The UN Commission said it has reasonable grounds to believe that earlier this year a government-appointed County Commissioner in the oil-rich Unity State was present overseeing systematic gang rapes at a cantonment site.

“This was part of a well-planned scorched earth offensive against civilians in an area considered loyal to the opposition, that involved beheadings, with rape victims being forced to carry the severed heads, victims being burnt alive, and days of brutal sexual assault by up to ten men at a time against young women and girls some as young as 9 years old,” it said.

It revealed that multiple eyewitnesses testified that the County Commissioner planned and ordered the attacks led by his Deputy, which followed strikingly similar patterns in different areas.

“In several cases the women knew their rapists who openly revealed they were ordered to commit the atrocities by the County commissioner and his Deputy,” it disclosed.

 “Conflict-related rape and sexual violence in Unity State has become so systematic and is a direct result of impunity; the Commission will engage with the Special Representative of the UN Secretary General on Conflict Related Sexual Violence, and the Special Advisor to the UN Secretary General on the Prevention of Genocide on how to hold perpetrators accountable, building on the 2014 joint communiqué,” said UN Commissioner, Barney Afako.

Afako said that impunity for sexual violence cuts across all the political factions and actors in South Sudan with the opposition appointing as Governor of Western Equatoria, a militia leader turned military officer with command responsibility in 2018 for the abduction, rape, torture and sexual slavery of more than 400 women and girls.

“This is in spite of the opposition initiating an investigation into the incident.  Unsurprisingly the newly appointed Governor did nothing to stop a fresh onslaught against civilians that used rape as a weapon of war to forcibly displace populations,” he said.

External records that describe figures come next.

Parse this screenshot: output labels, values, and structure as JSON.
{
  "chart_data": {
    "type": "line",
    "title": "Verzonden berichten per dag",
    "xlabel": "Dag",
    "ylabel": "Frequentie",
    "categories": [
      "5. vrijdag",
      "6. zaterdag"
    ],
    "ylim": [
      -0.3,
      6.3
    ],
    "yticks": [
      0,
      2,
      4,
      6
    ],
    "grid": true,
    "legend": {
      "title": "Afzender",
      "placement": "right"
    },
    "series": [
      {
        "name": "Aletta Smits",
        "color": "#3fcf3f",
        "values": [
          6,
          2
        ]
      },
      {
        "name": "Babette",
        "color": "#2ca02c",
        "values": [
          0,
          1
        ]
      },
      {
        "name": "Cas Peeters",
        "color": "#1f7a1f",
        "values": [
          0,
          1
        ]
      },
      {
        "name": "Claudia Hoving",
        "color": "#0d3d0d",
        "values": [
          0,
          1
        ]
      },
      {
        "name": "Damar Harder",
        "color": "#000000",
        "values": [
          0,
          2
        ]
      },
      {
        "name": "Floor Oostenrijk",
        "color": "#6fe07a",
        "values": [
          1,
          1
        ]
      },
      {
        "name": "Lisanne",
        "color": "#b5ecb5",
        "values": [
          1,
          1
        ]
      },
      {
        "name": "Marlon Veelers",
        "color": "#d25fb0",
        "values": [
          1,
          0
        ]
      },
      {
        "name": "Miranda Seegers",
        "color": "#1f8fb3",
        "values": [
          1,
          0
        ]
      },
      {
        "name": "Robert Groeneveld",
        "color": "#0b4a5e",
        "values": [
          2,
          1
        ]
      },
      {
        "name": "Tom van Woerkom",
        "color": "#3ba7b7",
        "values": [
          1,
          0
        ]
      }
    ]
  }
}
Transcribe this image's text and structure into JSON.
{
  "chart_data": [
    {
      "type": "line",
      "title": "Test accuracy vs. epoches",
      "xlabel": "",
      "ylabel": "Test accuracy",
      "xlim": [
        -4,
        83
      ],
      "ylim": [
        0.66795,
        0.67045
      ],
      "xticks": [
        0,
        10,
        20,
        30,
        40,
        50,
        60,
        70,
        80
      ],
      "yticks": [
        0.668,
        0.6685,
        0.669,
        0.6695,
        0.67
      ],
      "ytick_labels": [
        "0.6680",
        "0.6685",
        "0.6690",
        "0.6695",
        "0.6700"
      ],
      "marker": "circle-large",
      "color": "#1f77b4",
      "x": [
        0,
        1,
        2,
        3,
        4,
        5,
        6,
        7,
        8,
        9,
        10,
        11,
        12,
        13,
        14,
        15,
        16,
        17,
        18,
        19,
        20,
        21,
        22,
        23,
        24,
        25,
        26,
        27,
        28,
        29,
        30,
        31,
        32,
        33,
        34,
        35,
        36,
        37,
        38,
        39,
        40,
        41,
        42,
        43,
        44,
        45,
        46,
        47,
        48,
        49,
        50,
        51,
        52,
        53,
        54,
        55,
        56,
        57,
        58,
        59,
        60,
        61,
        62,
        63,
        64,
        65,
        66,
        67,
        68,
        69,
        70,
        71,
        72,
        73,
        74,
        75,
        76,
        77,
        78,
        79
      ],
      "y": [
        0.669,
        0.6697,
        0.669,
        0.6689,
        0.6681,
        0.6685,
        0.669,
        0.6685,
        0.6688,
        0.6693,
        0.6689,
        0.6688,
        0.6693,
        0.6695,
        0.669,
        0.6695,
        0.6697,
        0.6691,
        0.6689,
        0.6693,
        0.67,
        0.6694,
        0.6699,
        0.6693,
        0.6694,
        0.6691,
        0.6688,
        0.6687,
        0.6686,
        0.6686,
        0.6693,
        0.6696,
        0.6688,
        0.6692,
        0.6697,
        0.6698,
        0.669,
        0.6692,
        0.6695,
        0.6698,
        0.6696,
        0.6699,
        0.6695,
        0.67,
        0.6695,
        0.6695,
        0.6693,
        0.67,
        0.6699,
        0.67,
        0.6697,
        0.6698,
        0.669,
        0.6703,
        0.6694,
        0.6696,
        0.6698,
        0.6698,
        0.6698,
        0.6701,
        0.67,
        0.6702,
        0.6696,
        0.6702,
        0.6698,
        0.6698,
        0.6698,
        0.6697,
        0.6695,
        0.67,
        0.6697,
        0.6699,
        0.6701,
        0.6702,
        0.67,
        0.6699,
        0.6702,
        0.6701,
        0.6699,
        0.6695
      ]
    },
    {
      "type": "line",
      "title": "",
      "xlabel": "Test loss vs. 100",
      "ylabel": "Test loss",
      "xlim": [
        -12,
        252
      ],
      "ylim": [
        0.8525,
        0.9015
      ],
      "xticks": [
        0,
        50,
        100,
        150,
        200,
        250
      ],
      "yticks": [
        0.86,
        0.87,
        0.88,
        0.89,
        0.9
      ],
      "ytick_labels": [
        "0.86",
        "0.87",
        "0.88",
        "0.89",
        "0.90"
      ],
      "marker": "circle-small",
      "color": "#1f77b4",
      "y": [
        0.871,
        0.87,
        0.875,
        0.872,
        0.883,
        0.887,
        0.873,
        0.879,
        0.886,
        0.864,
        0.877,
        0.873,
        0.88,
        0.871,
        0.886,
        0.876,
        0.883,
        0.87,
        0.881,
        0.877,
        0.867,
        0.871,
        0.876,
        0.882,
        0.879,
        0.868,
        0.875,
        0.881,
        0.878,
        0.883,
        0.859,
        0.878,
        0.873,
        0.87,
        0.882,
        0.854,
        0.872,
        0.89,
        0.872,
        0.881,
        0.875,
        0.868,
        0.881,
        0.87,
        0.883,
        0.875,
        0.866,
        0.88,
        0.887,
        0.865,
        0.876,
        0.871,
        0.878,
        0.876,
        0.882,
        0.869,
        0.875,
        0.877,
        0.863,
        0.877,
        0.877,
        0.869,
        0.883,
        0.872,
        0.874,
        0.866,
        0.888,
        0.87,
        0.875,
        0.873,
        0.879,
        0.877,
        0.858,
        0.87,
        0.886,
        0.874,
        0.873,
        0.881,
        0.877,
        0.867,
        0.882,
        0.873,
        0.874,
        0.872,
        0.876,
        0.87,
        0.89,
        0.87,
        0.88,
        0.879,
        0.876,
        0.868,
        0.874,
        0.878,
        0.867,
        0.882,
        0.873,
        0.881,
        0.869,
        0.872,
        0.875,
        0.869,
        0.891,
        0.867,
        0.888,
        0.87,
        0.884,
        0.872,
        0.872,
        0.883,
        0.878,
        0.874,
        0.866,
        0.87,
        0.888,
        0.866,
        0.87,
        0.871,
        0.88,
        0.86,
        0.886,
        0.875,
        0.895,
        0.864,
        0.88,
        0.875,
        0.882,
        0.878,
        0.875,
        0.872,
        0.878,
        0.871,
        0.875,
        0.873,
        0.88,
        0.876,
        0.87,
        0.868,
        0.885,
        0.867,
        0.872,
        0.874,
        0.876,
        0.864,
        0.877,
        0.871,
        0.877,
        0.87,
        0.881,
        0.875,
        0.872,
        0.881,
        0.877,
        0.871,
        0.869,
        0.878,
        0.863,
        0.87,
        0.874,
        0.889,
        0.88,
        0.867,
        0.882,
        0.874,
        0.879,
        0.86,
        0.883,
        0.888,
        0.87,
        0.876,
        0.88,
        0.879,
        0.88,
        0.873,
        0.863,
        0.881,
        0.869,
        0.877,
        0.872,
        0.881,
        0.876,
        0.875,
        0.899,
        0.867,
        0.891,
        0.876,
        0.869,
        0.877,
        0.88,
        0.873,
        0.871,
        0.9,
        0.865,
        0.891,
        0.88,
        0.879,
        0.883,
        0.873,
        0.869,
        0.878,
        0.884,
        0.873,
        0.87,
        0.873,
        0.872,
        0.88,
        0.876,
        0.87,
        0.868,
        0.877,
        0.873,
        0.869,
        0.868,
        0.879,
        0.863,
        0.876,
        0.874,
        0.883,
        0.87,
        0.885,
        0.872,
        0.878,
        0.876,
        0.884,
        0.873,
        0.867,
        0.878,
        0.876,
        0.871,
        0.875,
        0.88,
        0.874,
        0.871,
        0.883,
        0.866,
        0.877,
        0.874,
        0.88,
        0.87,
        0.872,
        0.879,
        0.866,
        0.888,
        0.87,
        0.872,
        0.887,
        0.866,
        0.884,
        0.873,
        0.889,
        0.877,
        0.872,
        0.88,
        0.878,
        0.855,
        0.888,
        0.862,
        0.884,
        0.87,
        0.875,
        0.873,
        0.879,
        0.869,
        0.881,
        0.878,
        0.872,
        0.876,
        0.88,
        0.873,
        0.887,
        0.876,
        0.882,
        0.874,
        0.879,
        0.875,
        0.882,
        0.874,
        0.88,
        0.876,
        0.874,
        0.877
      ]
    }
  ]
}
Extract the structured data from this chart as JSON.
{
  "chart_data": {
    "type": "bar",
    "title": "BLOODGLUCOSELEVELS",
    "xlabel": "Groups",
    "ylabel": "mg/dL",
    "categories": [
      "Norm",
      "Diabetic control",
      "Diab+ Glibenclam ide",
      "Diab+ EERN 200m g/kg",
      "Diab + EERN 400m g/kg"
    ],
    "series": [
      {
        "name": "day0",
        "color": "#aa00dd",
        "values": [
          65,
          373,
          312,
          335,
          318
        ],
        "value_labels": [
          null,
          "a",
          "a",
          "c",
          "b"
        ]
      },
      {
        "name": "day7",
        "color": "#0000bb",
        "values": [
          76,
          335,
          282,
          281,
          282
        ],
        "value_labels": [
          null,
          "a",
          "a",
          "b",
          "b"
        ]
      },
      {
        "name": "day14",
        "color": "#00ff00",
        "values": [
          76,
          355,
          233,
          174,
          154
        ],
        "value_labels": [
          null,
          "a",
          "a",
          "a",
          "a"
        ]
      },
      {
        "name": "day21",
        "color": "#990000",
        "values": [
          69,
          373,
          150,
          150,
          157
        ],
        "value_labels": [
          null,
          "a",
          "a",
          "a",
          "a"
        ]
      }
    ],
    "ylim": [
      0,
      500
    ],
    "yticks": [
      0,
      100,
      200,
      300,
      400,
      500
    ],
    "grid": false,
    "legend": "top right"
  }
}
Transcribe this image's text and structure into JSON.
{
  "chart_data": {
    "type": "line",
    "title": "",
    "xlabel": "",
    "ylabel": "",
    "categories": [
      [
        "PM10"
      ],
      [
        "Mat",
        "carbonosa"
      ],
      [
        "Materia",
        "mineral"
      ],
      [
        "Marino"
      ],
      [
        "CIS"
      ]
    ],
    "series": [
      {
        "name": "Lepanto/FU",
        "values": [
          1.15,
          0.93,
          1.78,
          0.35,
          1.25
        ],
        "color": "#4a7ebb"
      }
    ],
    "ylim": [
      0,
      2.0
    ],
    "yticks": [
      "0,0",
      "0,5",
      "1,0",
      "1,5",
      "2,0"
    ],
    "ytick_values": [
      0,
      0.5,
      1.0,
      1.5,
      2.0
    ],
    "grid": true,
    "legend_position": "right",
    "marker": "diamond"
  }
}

South Sudan has made repeated commitments to tackle sexual violence. In 2014, President Salva Kiir signed a joint communiqué with the United Nations agreeing to be a champion in the fight against conflict-related sexual violence in South Sudan; in 2015 the opposition SPLM/A-IO announced its Action Plan to tackle sexual violence and a further Implementation Plan; in 2019 the army unveiled an Action Plan to tackle sexual violence; and in 2020 South Sudan started a Gender Based Violence Court in the capital Juba. Nevertheless, being gang raped is still one of the main ways in which women and girls experience the ongoing conflicts, with the vast majority of cases unreported because of fear of rejection by families and communities.

The Commission noted that this was not the first-time serious allegations have been leveled against the County Commissioner , the UN Commission earlier published details alleging that he instigated attacks against civilians while a Commissioner in 2018 and was briefly put under house arrest but then reinstated.

It said that victims in this area experienced attacks in 2013, 2014, 2016, 2018, and now 2022, and complain that lack of criminal accountability has fuelled the repeated violence.

The UN Commission on Human Rights is mandated by the UN Human Rights Council in Geneva to collect and preserve evidence for use in a future Hybrid Court, the establishment of which has been delayed for many years. The Commission has been present on the ground in South Sudan for six years meticulously interviewing more than a thousand witnesses and victims.

A delegation from the government of South Sudan is also attending the London conference.